The number of individuals recruited was based on a MASH prevalence estimate of 20% (precision of 5% and confidence interval of 95%), and an unusable data fraction of 25%. It was planned to separate the population into a calibration group (model estimation; 2/3 of patients) and a validation group (model validation; 1/3 of patients). Thus, the number of patients needed was 308 (calibration) and 154 (validation), i.e., a minimum of 462 patients. The COVID-19 crisis halted enrolment for several months, so recruitment ceased once sufficient patients for a calibration group had been recruited.
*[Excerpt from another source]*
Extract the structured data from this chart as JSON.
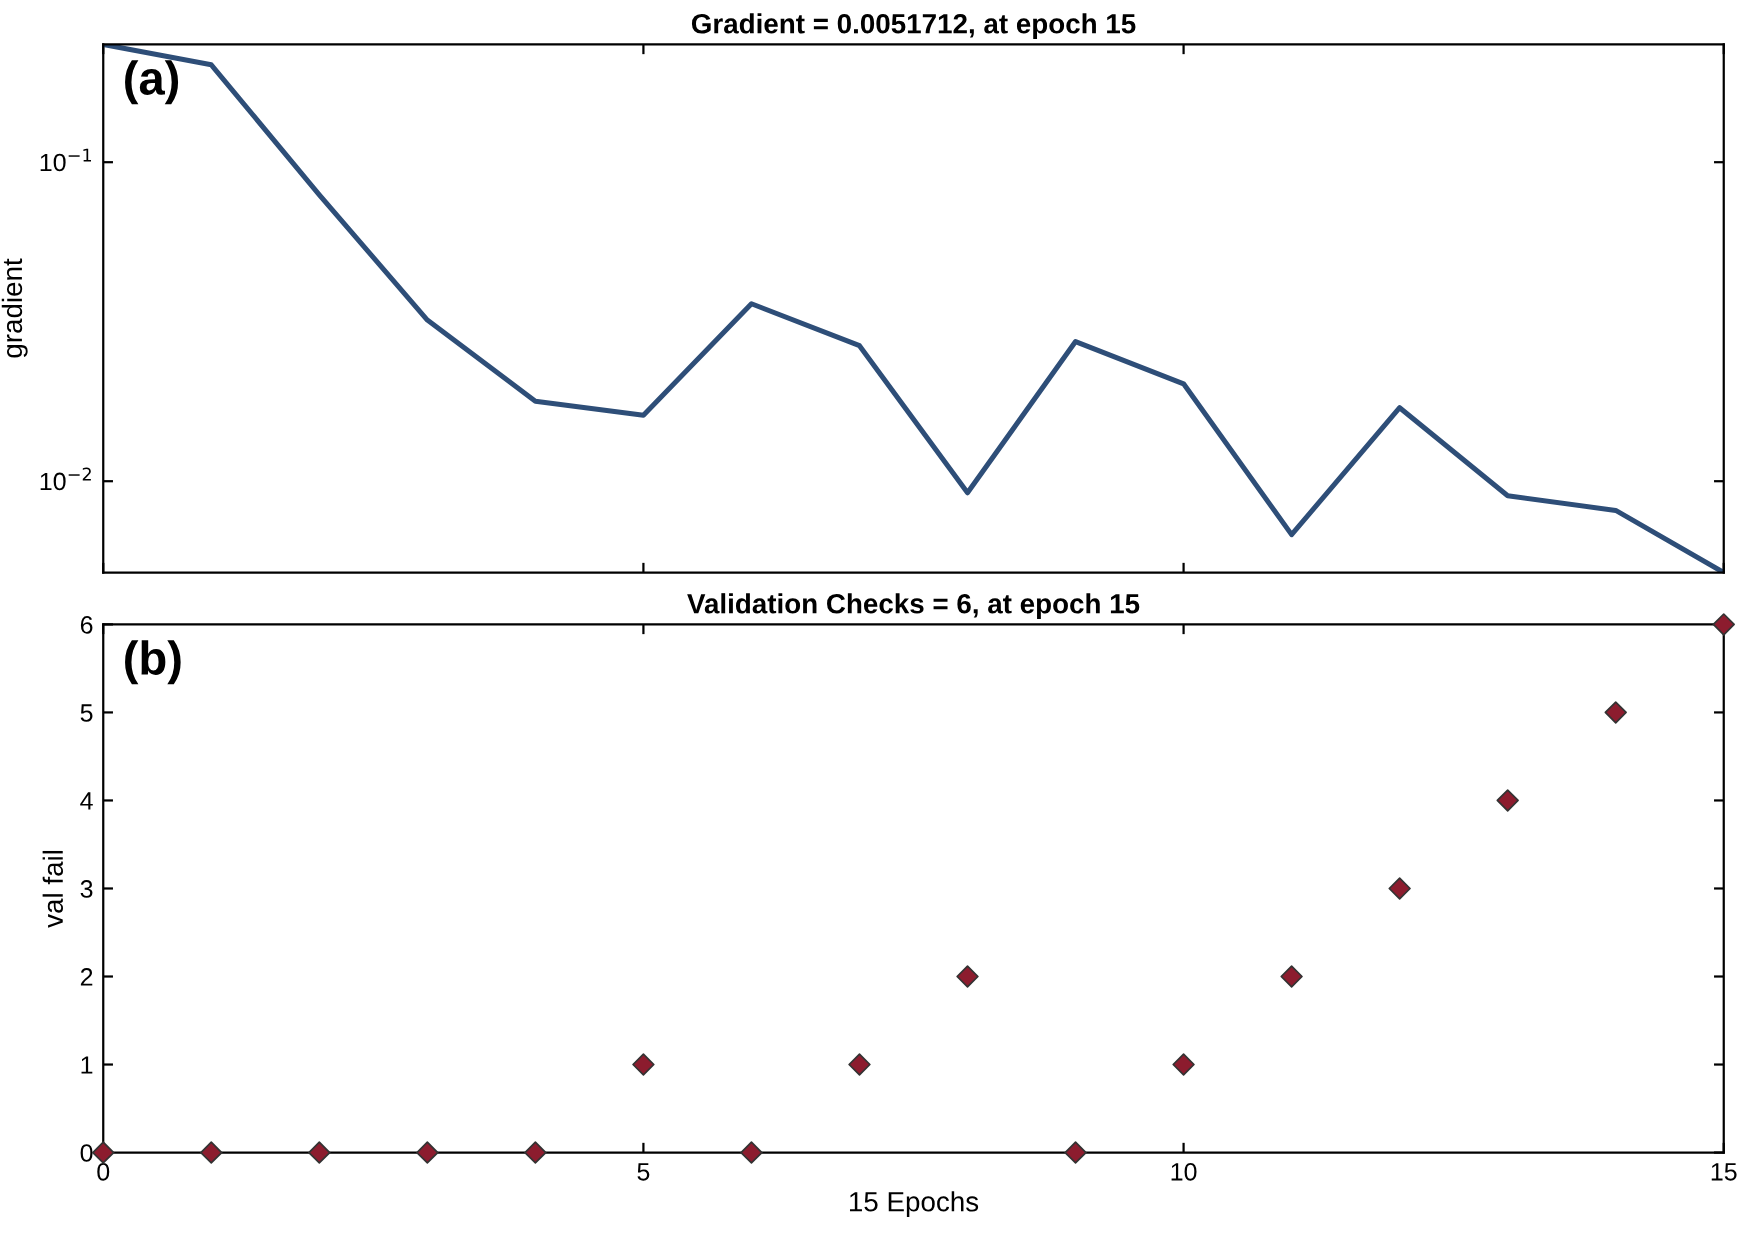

Continuous variables were summarized by the median and interquartile range. All variables were tested for normal distribution using the Shapiro–Wilk test. Comparisons were made using Student’s t-test for normally distributed data or with the Mann–Whitney U test. Nominal data were tested using Fisher’s exact test. The Kruskal–Wallis test was used to compare data between centers.

Spectral data analysis

Preprocessed mid-infrared spectra15 were analysed to discriminate between the metabolic fingerprints of MASH and non-MASH patients. For this purpose, spectra were separated into a calibration population (2/3) and a validation population (1/3) respecting the prevalence of MASH and the representativeness of each investigating center. Once the most discriminative set of variables was identified42 a logistic regression model was fitted and applied to the validation group. The result was a score between 0 (No-MASH) and 1 (MASH) expressing the probability that a given patient had MASH. To evaluate the performance of the score, particularly in terms of sensitivity, specificity, PPV, NPV and well-classified rate, the threshold was chosen according to the "criterion closest to (0.1)". The stability of the prediction (CIs) of models was estimated by 1000 bootstrap replicates (random sampling with replacement).

Clinical variables statistically associated with MASH (p < 0.05) and the spectral score were used in a multivariate analysis (backward selection according to p-value logistic regression) to define a “multivariate model”. The clinical variables used in the multivariate model were also used to define a so-called “clinical” model. Model accuracies were assessed using the area under the curve, sensitivity and specificity, and comparisons were made using bootstrap sampling (1000 replicates, random sampling with replacement). All statistical analyses were performed in R43.